Please prove in simple terms as I am not very experienced with linear algebra.
The simplest proof:
$\forall e_j, A e_j = \lambda_j e_j$, where $\lambda_j$ is the eigenvalue.
In any basis $B$ which includes $e_j$ as $k$-th basis vector, the $k$-th column of $A$ in basis $B$ is $A e_j$. So $A e_j$ is composed of $\lambda_j$ on the diagonal and zeroes everywhere else. And that's all.
So if $B$ is entirely made of eigenvectors, $A$ is diagonal and has on its diagonal the eigenvalues.
But if $B$ contains non-eigenvectors, columns of $A$ corresponding to eigenvectors are still entirely zeroes, except the diagonal elements which are the eigenvalues.
This proof implicitely uses the fact that a basis is an independent set of vectors: a matrix has a unique representation in this basis, and from $A e_j = \lambda_j e_j$ we directly get the corresponding column of $A$.

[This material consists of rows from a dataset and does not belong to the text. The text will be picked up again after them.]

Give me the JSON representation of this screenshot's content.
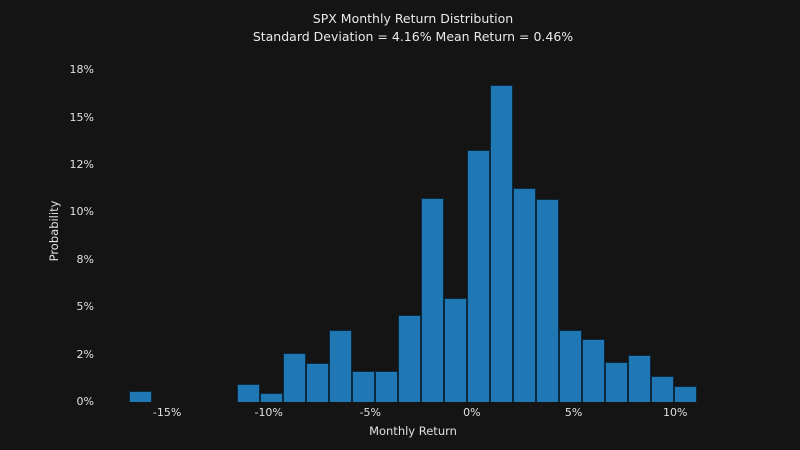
{
  "chart": {
    "title": "SPX Monthly Return Distribution",
    "subtitle": "Standard Deviation = 4.16% Mean Return = 0.46%",
    "xlabel": "Monthly Return",
    "ylabel": "Probability"
  },
  "chart_data": {
    "type": "bar",
    "subtype": "histogram",
    "title": "SPX Monthly Return Distribution",
    "subtitle": "Standard Deviation = 4.16% Mean Return = 0.46%",
    "xlabel": "Monthly Return",
    "ylabel": "Probability",
    "stats": {
      "std_dev_pct": 4.16,
      "mean_return_pct": 0.46
    },
    "bar_color": "#1f77b4",
    "bar_edge_color": "#0a0a0a",
    "background_color": "#141414",
    "text_color": "#e6e6e6",
    "grid": false,
    "legend": false,
    "bin_width_pct": 1.133,
    "xlim": [
      -18.3,
      12.5
    ],
    "ylim": [
      0,
      18.03
    ],
    "bins": [
      {
        "center": -16.3,
        "probability": 0.6
      },
      {
        "center": -11.01,
        "probability": 0.95
      },
      {
        "center": -9.88,
        "probability": 0.5
      },
      {
        "center": -8.74,
        "probability": 2.6
      },
      {
        "center": -7.61,
        "probability": 2.05
      },
      {
        "center": -6.48,
        "probability": 3.8
      },
      {
        "center": -5.34,
        "probability": 1.65
      },
      {
        "center": -4.21,
        "probability": 1.65
      },
      {
        "center": -3.08,
        "probability": 4.6
      },
      {
        "center": -1.95,
        "probability": 10.75
      },
      {
        "center": -0.81,
        "probability": 5.5
      },
      {
        "center": 0.32,
        "probability": 13.3
      },
      {
        "center": 1.45,
        "probability": 16.7
      },
      {
        "center": 2.59,
        "probability": 11.3
      },
      {
        "center": 3.72,
        "probability": 10.7
      },
      {
        "center": 4.85,
        "probability": 3.8
      },
      {
        "center": 5.99,
        "probability": 3.3
      },
      {
        "center": 7.12,
        "probability": 2.1
      },
      {
        "center": 8.25,
        "probability": 2.5
      },
      {
        "center": 9.38,
        "probability": 1.35
      },
      {
        "center": 10.52,
        "probability": 0.85
      }
    ],
    "x_ticks": [
      {
        "value": -15,
        "label": "-15%"
      },
      {
        "value": -10,
        "label": "-10%"
      },
      {
        "value": -5,
        "label": "-5%"
      },
      {
        "value": 0,
        "label": "0%"
      },
      {
        "value": 5,
        "label": "5%"
      },
      {
        "value": 10,
        "label": "10%"
      }
    ],
    "y_ticks": [
      {
        "value": 0,
        "label": "0%"
      },
      {
        "value": 2.5,
        "label": "2%"
      },
      {
        "value": 5,
        "label": "5%"
      },
      {
        "value": 7.5,
        "label": "8%"
      },
      {
        "value": 10,
        "label": "10%"
      },
      {
        "value": 12.5,
        "label": "12%"
      },
      {
        "value": 15,
        "label": "15%"
      },
      {
        "value": 17.5,
        "label": "18%"
      }
    ]
  }
}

If we want to make explicit this use of the independence property, this is the proof stated in the comments:
Basis $B = \{e_1, \dots, e_n\}$. Let $A = (a_{ij})_{i,j=1\dots n}$ in this basis.
In basis $B$, $e_j$ is only zeroes, except a $1$ on the $j$-th element.
Then $A e_j$ in basis $B$ is the $j$-th column of $A$ in this basis: $A e_j = \sum_{i=1 \dots n} a_{ij} e_i$.
But also $A e_j = \lambda_j e_j$.
So $a_{0j} e_0 + a_{1j} e_1 + \dots + (a_{jj} - \lambda_j) e_j + \dots + a_{nj} e_n = 0$.
This is a linear combination of independent vectors equal to zero: it implies each coefficient is null.
So we get $a_{ij} = 0$ when $i \ne j$, and $a_{jj} = \lambda_j$.